I have been working day and night to develop these proposals and taking these decisions is never easy. I believe they form part of a planned transition from an outdated, unsustainable way of doing things towards a better future for services to our most vulnerable residents.
I pointed out to Cllr Orton and other public detractors who have criticsed me as heartless and uncaring that I came into politics not for any love of public finances but because I care deeply about people.
I responded to two petitions at the meeting - one from the Green Party (which I previously published here) and one from Freda Potten. I went to meet Freda in the morning with officers and I have promised to keep talking to her to ensure that concerns she has around Albert Road Day Centre are addressed in the future.
I also responded to questions from Reading Mencap about how we will be supporting carers.
Below are snippets from the presentation I gave:
- Work to develop appropriate policies and high quality funded services to address the increasing service needs of the ageing population in Reading
- Retain the current eligibility criteria for social care for the rest of the financial year
In developing community care policies in Reading I have continually challenged officers around the following questions:
- Will this policy protect the most vulnerable in our community?
- Will this policy be financially sustainable in the longer term?
- Does this policy deliver value for money taxpayers?
One size does not and must not fit all
- Transforming community care services is about building services that fit local people's needs
- Subsidising services is both costly and unfair
- We must extend the user of personal budgets to increase choice and control for carers and service users
- We are maintaining and extending community and voluntary support
- We are improving and extending support carers as well as service users
- We had a tremendous response to our community care consultation
- I would like to thank each and every person who responded with their views
- Feedback showed that services for vulnerable adults in Reading are highly valued
- There is a good understanding amongst residents of a need to make changes to our policies to make them more sustainable
- Specific problems were raised in relation to charges
- Respondents identified that more help and support is needed for carers
- The report and recommendation to Cabinet reflects this
- Around 40% of service users will not have to pay anything under the new system (if they are assessed as being unable to afford to pay)
- This will include a proportion of people who are currently paying for services
- More than three quarters of people currently classed as with moderate care needs are likely to move into substantial or critical need after assessment so will continue to receive support
- We estimate that less than one third of service users who are assessed as moderate will be signpost to other services in the community
- We have produced a full equality impact aassessment of these proposals and I am satisfied that all potential risks can be mitigated
- Individual assessments for care and finances will be carried out for everyone currently assessed as moderate
- Everyone in the moderate band will receive access to ou free reablement service. 60 % of people who use this successful service have required no further services from the Council
- Ther will be free signposting advice about voluntary and community sector activity they can access
- All cases where a possible safeguarding issue are detected will be treated as critical
- New charges for services will be phased in over a period of 6 months to help people adjust
- More people with more complex needs are approaching the Council for help
- Our plans save nearly £1.5 million pounds over 3 years
- Lower demand means a more sustainable future
- If we did not tackle growth pressures we would have to cut services elsewhere
- This helps us to protect valued services provided by the Council
- We need to make savings next year of over £18 million pounds
- We have maintained our commitment to discretionary spend e.g. carers, libraries, parks and leisure services
- We have increased our budget for voluntary and community groups
- We are still spending over £40 million pounds next year on adult social care services
I stressed several times that we could not make definitive plans for services without knowing what the service needs of all our residents are.
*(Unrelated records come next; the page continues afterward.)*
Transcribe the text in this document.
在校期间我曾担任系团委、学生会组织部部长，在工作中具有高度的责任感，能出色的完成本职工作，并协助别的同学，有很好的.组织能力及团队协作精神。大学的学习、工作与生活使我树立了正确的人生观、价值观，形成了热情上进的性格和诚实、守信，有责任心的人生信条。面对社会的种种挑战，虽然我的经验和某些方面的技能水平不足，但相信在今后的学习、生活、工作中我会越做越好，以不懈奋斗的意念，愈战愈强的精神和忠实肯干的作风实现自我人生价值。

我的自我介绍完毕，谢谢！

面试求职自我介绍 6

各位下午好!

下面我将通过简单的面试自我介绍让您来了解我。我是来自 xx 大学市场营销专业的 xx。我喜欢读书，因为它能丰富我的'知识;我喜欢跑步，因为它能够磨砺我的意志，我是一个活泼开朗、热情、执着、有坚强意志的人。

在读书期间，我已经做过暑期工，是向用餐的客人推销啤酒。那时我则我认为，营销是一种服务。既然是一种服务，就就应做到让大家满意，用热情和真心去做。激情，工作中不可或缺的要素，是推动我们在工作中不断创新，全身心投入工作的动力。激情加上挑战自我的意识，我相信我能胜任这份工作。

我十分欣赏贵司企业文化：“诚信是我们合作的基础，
But we would continue to work to ensure that during the transition they and their carers get the support they need.
Given Labour ran the Council in Reading for 23 years I found it a bit strange that they did not attempt to defend the way they funded services in the past. In fact they didn't put forward any counter arguments at all.
This is sad as it highlights the fact that in the main their criticisms have been politically motivated rather than motivated by any real desire to improve services.
I pointed out that given that Labour failed to put forward any kind of credible alternative budget last month (and only identified £500k of savings in next years' Budget) the Council will only be discussing one set of proposals to transform social care in Reading when it comes to approve these plans at full Council on 29 March.
Cllr David Stevens asked me how our planned charges for services compared with neighbouring authorities and the private sector. I pointed out that in both Wokingham and West Berkshire charges were almost double and that in one private sector day service in Reading the day rate was £200 per day - so I am confident our charges of £43 are not excessive.
I am confident that the plan I put forward and that was agreed yesterday by Cabinet represents the safest, fairest and most sustainable future for adult care services in Reading. I am personally responsible for adult safeguarding so I will be working overtime to ensure that the transition is carried out as safely and humanely as possible.